Here in the shadow of the Hollywood sign, let's be real. This winner-take-all Game 5, back at Dodger Stadium, against a well-rested Zack Greinke, is not the dream scenario for the Mets.
No, that was Tuesday at Citi Field, with the Long Island kid, and the ballpark off Flushing Bay prepared to burst from years of pent-up frustration. Even the Mets had imagined that moment, the chance to spray champagne on their fans, then rest up to wait for the Cubs' arrival in New York for the NLCS.
But that would have been too easy. And as we all know, the Mets don't do easy. They're expertly schooled in the Hard Way. Even the '86 goliaths, who won 108 games during the regular season, came within a Buckner glove-length of being viewed as chokers instead of champions.

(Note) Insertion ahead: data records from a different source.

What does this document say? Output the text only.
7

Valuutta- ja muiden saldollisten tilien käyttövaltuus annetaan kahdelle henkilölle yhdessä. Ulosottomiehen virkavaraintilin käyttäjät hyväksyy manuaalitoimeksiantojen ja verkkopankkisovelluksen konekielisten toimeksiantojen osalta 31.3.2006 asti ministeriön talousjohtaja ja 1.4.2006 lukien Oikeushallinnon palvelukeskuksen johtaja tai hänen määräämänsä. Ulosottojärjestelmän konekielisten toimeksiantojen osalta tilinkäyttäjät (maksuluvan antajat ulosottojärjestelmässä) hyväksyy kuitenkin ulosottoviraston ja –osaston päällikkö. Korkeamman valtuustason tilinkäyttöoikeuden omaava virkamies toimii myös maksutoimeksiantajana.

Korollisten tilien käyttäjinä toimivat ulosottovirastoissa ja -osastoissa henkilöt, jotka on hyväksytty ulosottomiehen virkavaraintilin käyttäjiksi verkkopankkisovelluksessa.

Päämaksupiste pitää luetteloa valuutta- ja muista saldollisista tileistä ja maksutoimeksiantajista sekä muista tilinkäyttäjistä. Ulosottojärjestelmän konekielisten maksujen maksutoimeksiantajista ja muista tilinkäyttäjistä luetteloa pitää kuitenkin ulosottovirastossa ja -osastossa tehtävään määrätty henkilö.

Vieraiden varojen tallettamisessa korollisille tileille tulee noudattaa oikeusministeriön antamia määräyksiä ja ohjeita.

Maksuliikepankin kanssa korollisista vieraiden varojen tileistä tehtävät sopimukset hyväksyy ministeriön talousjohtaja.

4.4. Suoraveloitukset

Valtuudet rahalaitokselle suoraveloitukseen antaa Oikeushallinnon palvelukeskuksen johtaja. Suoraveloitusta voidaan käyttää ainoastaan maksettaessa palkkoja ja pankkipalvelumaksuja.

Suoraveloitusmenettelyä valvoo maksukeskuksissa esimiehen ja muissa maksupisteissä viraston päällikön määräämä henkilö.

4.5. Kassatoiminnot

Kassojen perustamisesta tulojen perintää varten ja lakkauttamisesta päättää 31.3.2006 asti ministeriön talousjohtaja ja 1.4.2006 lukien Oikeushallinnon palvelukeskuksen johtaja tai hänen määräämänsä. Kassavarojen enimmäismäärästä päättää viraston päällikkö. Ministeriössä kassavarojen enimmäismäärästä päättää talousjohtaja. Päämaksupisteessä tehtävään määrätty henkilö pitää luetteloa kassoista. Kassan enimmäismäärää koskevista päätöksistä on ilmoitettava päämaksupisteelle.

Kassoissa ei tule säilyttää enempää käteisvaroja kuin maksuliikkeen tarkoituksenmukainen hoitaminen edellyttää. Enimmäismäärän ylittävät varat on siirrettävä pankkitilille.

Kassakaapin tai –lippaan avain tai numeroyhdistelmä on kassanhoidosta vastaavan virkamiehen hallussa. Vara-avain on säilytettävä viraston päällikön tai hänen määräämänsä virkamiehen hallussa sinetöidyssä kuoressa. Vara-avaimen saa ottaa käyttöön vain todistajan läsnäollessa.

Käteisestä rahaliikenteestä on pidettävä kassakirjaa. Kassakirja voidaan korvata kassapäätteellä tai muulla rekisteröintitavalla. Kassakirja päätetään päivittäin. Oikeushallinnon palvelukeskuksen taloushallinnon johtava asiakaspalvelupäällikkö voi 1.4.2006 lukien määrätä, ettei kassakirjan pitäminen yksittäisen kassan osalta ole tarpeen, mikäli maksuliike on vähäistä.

So for all those who haven't slept since The Kershaw Redemption, obsessing about what might have been if only Daniel Murphy was able to barrel up that 3-and-2 cutter, we have good news. Yes, beating Greinke, under these conditions, is a formidable task. Many figure that the Mets' best shot to get to the NLCS already was extinguished Tuesday night in Game 4. Even with Jacob deGrom, their true ace, getting this Game 5 do-or-die assignment.

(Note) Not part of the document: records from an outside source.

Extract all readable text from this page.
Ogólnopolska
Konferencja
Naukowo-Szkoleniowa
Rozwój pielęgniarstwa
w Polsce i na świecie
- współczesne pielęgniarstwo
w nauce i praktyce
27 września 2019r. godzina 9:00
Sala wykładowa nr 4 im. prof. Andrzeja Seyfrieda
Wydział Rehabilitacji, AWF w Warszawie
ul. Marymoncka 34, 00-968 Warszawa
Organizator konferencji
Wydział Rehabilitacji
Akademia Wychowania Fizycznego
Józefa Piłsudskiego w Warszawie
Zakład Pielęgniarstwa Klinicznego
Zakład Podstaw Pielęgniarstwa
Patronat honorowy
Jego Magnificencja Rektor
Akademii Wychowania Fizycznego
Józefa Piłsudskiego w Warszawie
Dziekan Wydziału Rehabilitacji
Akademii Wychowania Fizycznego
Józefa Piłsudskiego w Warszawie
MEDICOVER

Those people, however, didn't wear Mets uniforms this season. And won't be on the field Thursday night.
This group can roll with a punch, and rebound from broken bones.
"We showed it coming off the loss here, with all the drama that took place," Terry Collins said Wednesday at Dodger Stadium. "We came back the next day in New York and played great. I think we're going to be resilient enough."
This was the same manager who suggested human sacrifice to lift the Mets from their June swoon, just to remind you how bad things were at points during the year. It was a great line, but Collins was truly exasperated after the Cubs stomped around Citi Field and kicked the Mets to .500 (40-40) with a three-game sweep. It was so demoralizing that deGrom punched a Gatorade cooler, wisely using a mitt to cushion his pitching hand, and we put Collins on the clock.
There was speculation whether Collins would even survive the subsequent West Coast trip, with Kershaw and Greinke lined up to provide a potential knockout blow. In a year of wildly oscillating highs and lows on the 10 scale, that Citi spiral was a minus-2.
Naturally, the Mets defied conventional wisdom by winning the two series against the Dodgers and Giants, then sweeping the Diamondbacks at home before the All-Star break. Because it's the Mets, however, rescuing the manager and saving the season had to be balanced by the shocking loss of Steven Matz, who began a six-week DL stint as soon as they got off the plane from the West Coast.
It's how these 2015 Mets operate, motivated by the highest degree of difficulty. Just when we're enjoying Sandy Alderson's mocking "Panic City" narrative, they flip it upside down and win seven of nine or 10 of 12. We should have seen it coming for a team that opened with a perfect 10-game homestand, only to lose its captain (David Wright) and big-bat catcher (Travis d'Arnaud) before escaping April.
We buried these Mets so many times, "The Walking Dead" should be the title of their 2015 highlight DVD. The Justin Upton dagger between two soul-crushing rain delays. The Wilmer Flores tear-jerker, a deadline doozy that floored even veteran Mets observers who believed they had seen it all. Despite shrinking leads, and creeping anxiety, the Mets repeatedly squashed the Nats like a Coke can on the sidewalk.
"We want to make it to the World Series, and this is one step toward that," DeGrom said Wednesday. "We never give up."
It's our job to probe weakness along with celebrate the strength. And to get to this deep in October, one win away from the NLCS, we can say with certainty that these Mets took as many bullets, both on and off the field, as any team in the sport. They still won 90 games and a division title, by ignoring the noise and doing everything we insisted they couldn't.
We're sure the Mets are looking forward to doing it again in Game 5.